Recipients of CARES Act Provider Relief Fund (PRF) distributions should take note of provisions in the latest COVID-19 relief legislation impacting their use of those funds, including the following:

(1)        Lost revenue calculation. According to HHS’ November 2 Post-Payment Notice of Reporting Requirements, “lost revenue” for purposes of PRF distributions is the “negative change in year-over-year actual revenue from patient care related sources.” The COVID-19 relief legislation, however, now permits an entity to “calculate such lost revenues using the Frequently Asked Questions guidance released by [HHS] in June 2020, including the difference between such provider’s budgeted and actual revenue budget if such budget had been established and approved prior to March 27, 2020.”

The referenced FAQ is specific to estimating lost revenue in March and April 2020 to submit to the Provider Relief Fund Payment Portal in connection with Phase 1 General Distributions:

You may use any reasonable method of estimating the revenue during March and April 2020 compared to the same period had COVID-19 not appeared. For example, if you have a budget prepared without taking into account the impact of COVID-19, the estimated lost revenue could be the difference between your budgeted revenue and actual revenue. It would also be reasonable to compare the revenues to the same period last year.

We understand the legislative language to permit a recipient to use any reasonable method to calculate lost revenue in 2020 for reporting purposes, not just budget-to-actual or negative change in year-over-year actual revenue. To be reasonable, any methodology – at a minimum – must be internally consistent and accurately reflect the recipient’s financial circumstances.

Given HHS has been developing its reporting portal – which is due to open by January 15 for a February 15 reporting deadline – based on its previous interpretation of “lost revenue,” we suspect this legislative change will push back the previously-published reporting timetable.

(2)        $3 billion in additional funding. Despite early reports the package would include an additional $30 billion for the PRF, the final bill includes only 10% of that amount. Given that more than $25 billion of the original $175 billion appropriation has yet to be allocated by the Department of Health and Human Services (HHS), it’s not too surprising that Congress decided to spend the money elsewhere.

The COVID-19 relief legislation requires at least 85% of all future PRF allocations (including any re-allocation of funds recovered from health care providers) be “based on applications that consider financial losses and changes in operating expenses occurring in the third or fourth quarter of calendar year 2020, or the first quarter of calendar year 2021, that are attributable to coronavirus.”

(3)        Parental controls. In its Frequently Asked Questions, HHS has stated that while a parent organization may allocate general distributions among its subsidiaries, the full amount of any targeted distribution must remain with the recipient. Under the new law, however, a parent may “allocate (through transfers or otherwise) all or any portion of [any general or targeted distribution] among subsidiary eligible health care providers of the parent organization except responsibility for reporting the reallocated reimbursement shall remain with the original recipient….”

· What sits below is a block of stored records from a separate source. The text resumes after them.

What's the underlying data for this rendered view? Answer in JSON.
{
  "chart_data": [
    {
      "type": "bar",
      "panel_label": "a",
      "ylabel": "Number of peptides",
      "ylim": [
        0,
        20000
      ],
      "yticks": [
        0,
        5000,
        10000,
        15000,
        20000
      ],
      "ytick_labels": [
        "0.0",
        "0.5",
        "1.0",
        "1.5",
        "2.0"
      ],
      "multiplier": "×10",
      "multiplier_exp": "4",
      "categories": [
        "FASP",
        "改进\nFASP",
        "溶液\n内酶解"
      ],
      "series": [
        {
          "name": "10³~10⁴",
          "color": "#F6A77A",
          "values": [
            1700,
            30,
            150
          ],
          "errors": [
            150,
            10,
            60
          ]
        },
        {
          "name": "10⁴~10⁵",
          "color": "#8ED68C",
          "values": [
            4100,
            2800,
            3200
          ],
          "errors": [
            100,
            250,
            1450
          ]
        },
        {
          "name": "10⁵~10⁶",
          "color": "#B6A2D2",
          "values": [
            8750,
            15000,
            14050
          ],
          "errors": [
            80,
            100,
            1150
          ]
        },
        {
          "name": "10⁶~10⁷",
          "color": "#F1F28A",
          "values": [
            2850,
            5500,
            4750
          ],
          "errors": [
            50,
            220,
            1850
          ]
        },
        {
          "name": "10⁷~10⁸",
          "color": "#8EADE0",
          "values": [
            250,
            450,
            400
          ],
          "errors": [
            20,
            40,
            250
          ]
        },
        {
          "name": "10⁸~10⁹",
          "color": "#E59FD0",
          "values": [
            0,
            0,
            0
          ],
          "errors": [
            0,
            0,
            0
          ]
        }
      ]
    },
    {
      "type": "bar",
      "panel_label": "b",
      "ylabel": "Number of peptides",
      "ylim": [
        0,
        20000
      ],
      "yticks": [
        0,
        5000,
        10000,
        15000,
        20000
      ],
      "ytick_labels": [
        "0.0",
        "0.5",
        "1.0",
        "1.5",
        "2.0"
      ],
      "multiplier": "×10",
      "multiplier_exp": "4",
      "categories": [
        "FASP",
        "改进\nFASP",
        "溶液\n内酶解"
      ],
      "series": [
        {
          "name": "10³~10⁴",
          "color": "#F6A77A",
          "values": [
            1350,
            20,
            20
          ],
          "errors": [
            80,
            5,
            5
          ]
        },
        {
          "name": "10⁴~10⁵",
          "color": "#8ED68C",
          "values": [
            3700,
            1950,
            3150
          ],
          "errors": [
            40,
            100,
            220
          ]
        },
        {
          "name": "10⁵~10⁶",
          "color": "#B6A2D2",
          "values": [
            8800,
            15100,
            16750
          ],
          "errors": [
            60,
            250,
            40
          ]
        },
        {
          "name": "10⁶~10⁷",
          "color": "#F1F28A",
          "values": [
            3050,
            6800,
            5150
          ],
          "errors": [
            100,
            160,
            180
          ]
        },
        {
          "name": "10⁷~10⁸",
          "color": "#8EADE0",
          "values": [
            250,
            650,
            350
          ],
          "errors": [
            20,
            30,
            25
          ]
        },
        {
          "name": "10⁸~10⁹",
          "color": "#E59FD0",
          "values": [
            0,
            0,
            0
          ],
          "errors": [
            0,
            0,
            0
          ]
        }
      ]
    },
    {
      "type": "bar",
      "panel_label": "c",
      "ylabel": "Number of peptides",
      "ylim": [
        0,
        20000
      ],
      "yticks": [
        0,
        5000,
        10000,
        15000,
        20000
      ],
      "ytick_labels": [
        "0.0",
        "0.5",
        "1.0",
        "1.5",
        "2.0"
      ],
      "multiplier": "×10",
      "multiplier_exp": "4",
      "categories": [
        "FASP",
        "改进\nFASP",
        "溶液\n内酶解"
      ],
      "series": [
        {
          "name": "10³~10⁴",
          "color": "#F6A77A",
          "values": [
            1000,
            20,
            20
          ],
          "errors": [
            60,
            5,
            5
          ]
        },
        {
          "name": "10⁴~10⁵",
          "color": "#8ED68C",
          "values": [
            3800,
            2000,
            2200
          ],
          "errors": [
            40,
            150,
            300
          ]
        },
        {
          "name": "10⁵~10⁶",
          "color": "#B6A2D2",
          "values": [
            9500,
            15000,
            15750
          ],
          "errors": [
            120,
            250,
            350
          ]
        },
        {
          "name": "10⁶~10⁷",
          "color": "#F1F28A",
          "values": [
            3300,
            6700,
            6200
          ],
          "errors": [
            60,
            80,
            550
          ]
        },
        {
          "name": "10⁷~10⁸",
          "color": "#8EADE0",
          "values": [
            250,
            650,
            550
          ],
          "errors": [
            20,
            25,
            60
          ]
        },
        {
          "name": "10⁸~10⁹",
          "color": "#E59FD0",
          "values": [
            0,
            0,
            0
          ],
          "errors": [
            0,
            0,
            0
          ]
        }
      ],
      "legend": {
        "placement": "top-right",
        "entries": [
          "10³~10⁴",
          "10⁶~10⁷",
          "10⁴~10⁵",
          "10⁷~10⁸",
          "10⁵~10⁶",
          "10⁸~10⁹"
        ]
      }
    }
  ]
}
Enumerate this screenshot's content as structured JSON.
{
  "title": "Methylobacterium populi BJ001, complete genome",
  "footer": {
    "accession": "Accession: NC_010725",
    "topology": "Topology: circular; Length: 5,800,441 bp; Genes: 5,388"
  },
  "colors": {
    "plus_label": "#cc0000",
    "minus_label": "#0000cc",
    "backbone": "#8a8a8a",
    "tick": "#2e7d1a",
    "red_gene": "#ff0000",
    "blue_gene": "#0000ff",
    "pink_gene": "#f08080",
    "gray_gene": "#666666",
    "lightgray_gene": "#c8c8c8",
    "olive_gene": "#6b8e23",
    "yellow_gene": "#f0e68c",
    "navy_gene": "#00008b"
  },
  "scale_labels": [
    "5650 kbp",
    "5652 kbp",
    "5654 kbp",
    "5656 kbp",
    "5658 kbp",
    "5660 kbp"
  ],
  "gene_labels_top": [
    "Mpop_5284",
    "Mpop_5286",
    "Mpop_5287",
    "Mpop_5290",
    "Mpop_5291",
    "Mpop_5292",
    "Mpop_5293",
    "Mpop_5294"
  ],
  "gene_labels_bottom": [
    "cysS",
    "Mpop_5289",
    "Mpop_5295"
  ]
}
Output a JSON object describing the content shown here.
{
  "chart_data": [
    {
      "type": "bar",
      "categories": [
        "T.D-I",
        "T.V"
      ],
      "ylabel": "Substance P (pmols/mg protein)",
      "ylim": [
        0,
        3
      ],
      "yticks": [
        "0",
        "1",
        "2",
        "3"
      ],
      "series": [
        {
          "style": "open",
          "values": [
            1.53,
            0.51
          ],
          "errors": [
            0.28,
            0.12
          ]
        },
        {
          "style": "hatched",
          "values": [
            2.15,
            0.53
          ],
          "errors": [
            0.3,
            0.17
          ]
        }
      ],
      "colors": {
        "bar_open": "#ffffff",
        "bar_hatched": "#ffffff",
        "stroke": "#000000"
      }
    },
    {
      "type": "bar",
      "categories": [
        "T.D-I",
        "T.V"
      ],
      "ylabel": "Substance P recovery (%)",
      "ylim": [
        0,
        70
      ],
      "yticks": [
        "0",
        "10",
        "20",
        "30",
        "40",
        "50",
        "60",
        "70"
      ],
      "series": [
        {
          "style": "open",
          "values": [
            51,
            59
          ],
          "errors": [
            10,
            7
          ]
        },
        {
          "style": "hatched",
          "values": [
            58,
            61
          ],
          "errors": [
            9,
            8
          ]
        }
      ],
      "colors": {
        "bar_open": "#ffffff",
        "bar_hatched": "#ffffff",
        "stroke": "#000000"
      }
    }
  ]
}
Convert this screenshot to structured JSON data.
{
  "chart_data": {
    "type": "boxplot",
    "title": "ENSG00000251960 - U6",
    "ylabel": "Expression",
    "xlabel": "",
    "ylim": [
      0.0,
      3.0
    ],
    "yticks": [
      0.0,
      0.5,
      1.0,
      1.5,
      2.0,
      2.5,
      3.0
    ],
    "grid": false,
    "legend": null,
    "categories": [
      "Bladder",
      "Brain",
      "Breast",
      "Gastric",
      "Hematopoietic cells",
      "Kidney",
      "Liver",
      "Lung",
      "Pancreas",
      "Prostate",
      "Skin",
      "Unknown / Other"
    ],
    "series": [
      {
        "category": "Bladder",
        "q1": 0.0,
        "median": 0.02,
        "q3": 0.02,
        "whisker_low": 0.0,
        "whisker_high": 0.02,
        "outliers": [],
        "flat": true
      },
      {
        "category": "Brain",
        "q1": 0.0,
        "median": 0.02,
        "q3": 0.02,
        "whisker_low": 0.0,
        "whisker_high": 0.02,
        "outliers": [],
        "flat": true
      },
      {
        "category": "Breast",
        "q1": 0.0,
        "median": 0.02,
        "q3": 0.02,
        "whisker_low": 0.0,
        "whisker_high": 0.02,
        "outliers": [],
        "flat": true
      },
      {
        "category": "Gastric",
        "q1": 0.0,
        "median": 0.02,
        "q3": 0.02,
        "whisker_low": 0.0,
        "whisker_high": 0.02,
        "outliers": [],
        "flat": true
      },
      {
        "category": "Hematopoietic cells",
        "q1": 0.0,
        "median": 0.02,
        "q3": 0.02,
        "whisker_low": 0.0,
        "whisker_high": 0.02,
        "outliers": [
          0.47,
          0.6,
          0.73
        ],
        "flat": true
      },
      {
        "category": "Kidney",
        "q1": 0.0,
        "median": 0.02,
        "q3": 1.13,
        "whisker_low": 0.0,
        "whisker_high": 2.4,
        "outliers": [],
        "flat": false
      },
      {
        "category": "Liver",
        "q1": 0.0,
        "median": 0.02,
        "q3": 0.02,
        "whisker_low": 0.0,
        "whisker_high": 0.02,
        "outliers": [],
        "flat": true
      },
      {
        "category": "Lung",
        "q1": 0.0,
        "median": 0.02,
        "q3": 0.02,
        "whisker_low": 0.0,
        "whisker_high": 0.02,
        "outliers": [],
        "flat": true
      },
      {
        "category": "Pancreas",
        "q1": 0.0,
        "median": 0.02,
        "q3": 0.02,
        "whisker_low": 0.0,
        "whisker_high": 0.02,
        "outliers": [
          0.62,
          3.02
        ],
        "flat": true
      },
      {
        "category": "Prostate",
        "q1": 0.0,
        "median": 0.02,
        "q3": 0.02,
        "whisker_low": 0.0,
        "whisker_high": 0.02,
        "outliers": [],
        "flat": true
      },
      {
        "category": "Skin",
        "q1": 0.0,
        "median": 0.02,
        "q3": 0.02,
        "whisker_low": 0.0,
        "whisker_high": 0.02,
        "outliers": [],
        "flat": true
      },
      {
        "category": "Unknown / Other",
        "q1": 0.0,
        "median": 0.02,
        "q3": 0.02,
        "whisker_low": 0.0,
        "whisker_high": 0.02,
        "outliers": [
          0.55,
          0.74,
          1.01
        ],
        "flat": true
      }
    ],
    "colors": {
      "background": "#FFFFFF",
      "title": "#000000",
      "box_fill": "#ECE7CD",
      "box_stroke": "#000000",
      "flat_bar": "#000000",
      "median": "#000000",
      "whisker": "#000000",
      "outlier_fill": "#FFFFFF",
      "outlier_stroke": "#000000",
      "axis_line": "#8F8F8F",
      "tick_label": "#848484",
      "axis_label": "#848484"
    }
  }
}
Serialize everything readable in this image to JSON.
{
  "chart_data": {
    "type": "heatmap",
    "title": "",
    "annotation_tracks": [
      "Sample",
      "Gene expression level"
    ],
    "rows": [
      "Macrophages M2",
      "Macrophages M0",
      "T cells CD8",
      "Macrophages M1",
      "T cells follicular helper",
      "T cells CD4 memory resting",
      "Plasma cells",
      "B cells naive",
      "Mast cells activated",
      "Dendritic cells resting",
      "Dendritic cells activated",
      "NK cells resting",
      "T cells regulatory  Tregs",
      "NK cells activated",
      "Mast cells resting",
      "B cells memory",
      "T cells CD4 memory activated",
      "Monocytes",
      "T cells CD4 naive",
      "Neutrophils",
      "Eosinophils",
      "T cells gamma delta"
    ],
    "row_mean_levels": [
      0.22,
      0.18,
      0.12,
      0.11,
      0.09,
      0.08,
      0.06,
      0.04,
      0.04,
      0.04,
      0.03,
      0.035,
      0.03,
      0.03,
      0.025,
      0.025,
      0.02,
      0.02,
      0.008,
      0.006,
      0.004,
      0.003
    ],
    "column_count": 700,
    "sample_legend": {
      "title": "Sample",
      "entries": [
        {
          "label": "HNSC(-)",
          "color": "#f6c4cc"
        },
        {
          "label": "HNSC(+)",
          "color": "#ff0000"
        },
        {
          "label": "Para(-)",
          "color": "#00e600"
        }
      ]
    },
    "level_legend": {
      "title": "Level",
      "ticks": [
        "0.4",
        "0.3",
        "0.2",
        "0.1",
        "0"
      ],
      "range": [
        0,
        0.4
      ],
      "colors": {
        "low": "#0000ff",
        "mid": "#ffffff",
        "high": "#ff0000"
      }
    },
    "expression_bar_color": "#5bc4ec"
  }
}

(4)        Healthcare-related expenses attributable to coronavirus. The COVID-19 relief legislation includes no provision further defining what constitutes an expense for which PRF distributions may be used. Thus, a recipient is left to build its case to justify a specific expense given the expansive language in the FAQs (including “acquiring additional resources, including facilities, equipment, supplies, health care practices, staffing, and technology to expand or preserve care delivery”) as COVID-19 related.

(5)        Reimbursed from other sources. Nor does the legislation address when lost revenue or expenses “have been reimbursed from other sources or that other sources are obligated to reimburse” and thus are not eligible for PRF reimbursement. Absent legislative direction, recipients will continue to grapple with the impact of third-party reimbursement for specific healthcare services on the use of PRF distributions.

As always, we’ll keep our eyes on the latest developments, including any new HHS guidance or changes to reporting requirements.